Can a sequence of length 1 be considered strictly ascending? I think this is a simple question of conventions: can a number sequence be considered to be strictly ascending if it only has one element, or must there be at least two?
In my case, specifically, I'm actually trying to describe longest strictly-ascending contiguous sub-sequences. If my sequence is "3 5 2 4 6 6 1", then the longest is clearly "2 4 6", length 3.
But what if my sequence is "5 4 3 2 1"? Is the longest strictly-ascending contiguous sub-sequence of length 1 (and there are 5 of them), or are there none?
My guess is: it's none, and there has to be at least two elements. A sequence of length 1 would be both strictly ascending and descending, and that seems bad. But maybe this is one of those "no strong conventions, so state your assumptions clearly" things?
 A: I personally make such decisions based on combining two sequences.

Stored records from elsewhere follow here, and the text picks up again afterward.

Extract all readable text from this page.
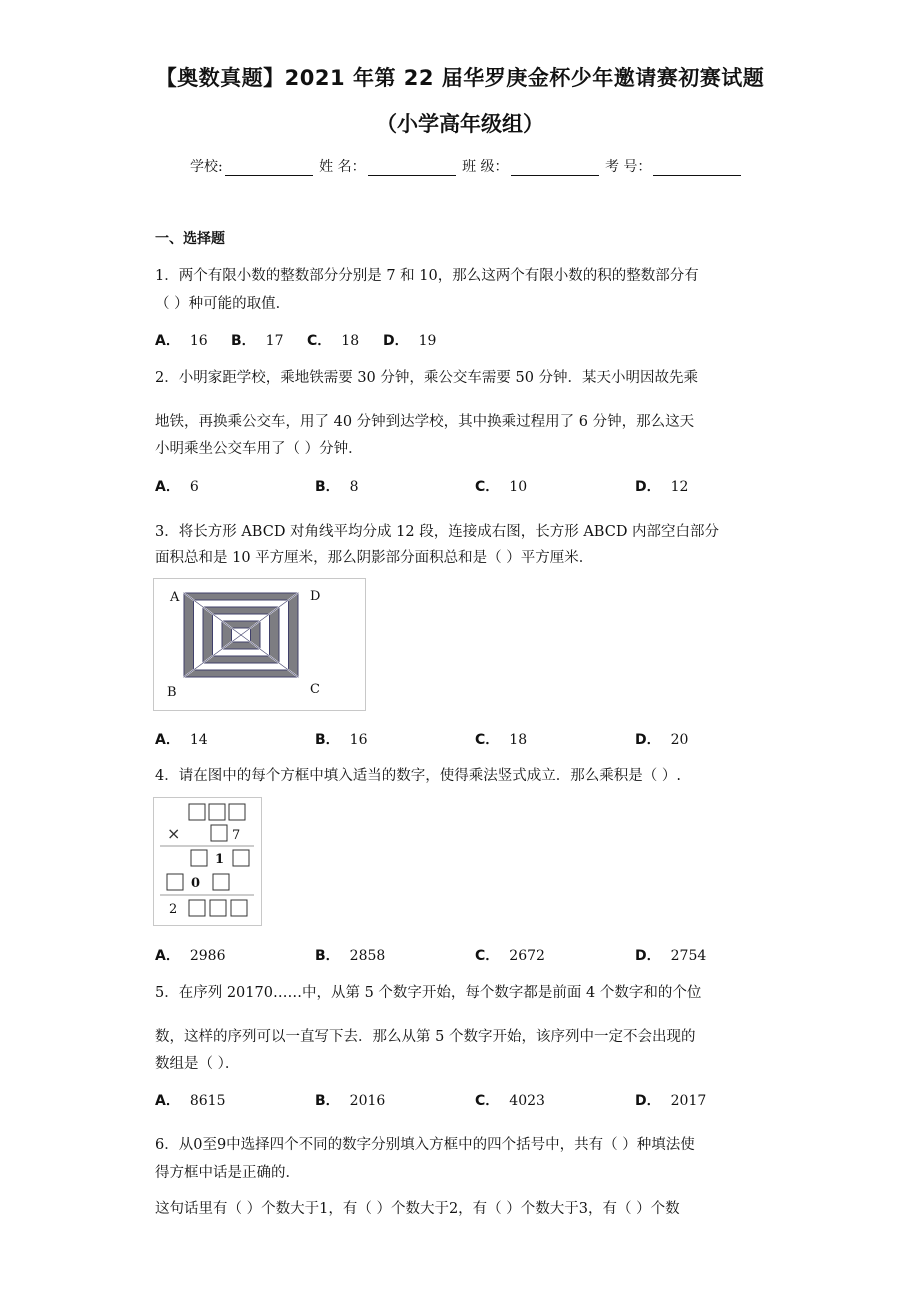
【奥数真题】2021 年第 22 届华罗庚金杯少年邀请赛初赛试题
（小学高年级组）
学校:	姓 名：	班 级：	考 号：
一、选择题
1．两个有限小数的整数部分分别是 7 和 10，那么这两个有限小数的积的整数部分有
（ ）种可能的取值．
A． 16 B． 17 C． 18 D． 19
2．小明家距学校，乘地铁需要 30 分钟，乘公交车需要 50 分钟．某天小明因故先乘
地铁，再换乘公交车，用了 40 分钟到达学校，其中换乘过程用了 6 分钟，那么这天
小明乘坐公交车用了（ ）分钟．
A． 6	B． 8	C． 10	D． 12
3．将长方形 ABCD 对角线平均分成 12 段，连接成右图，长方形 ABCD 内部空白部分
面积总和是 10 平方厘米，那么阴影部分面积总和是（ ）平方厘米．
A	D
B	C
A． 14	B． 16	C． 18	D． 20
4．请在图中的每个方框中填入适当的数字，使得乘法竖式成立．那么乘积是（ ）.
×	7
1
0
2
A． 2986	B． 2858	C． 2672	D． 2754
5．在序列 20170……中，从第 5 个数字开始，每个数字都是前面 4 个数字和的个位
数，这样的序列可以一直写下去．那么从第 5 个数字开始，该序列中一定不会出现的
数组是（ ）．
A． 8615	B． 2016	C． 4023	D． 2017
6．从0至9中选择四个不同的数字分别填入方框中的四个括号中，共有（ ）种填法使
得方框中话是正确的．
这句话里有（ ）个数大于1，有（ ）个数大于2，有（ ）个数大于3，有（ ）个数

Given sequences $a_1,\dots,a_n$ and $b_1,\dots,b_m$ then the concatenation sequence $a_1,\dots,a_n,b_1,\dots,b_m$ is increasing iff $a_i$ and $b_i$ are increasing and $a_n<b_1.$ (Or $\leq,$ if not wanting strict increasing.)

This result gives us reason to call sequences of length $1$ “increasing,” because without it, you’d have to name exceptions to this statement.
We of course have to look for possible harm in such definitions. Is there a reason not to? The only argument I can think of is a slight discomfort with defining it this way.
This doesn’t answer empty sequences. For that you have the result:

The concatenation of two finite sequences $a,b$ is increasing if the both sequences are increasing, and every element of the $a$ is less than every element of $b.$

This result also implies we should define an empty sequence as increasing, or we have to add special cases.
This same approach is why we define empty sums as $0$ and empty products as $1.$

Another reason to define it this way is to think of $a:\{1,\dots,n\}\to \mathbb R$ to be (strictly) increasing if it is an order (mono)morphism. And the map $a:\{1\}\to\mathbb R$ is always a partial order morphism. This is a “category theory” approach to the definition.
Indeed, concatenation of sequences is really a statement about appending two orders. If $P_1|P_2$ is the concatenation of two orders, then you get an isomorphism $$\{1,\dots,n\}|\{1,\dots,m\}\cong\{1,\dots,n+m\}.$$
In the category of totally ordered finite sets, we might include the empty order, just to have an “initial object” in the category.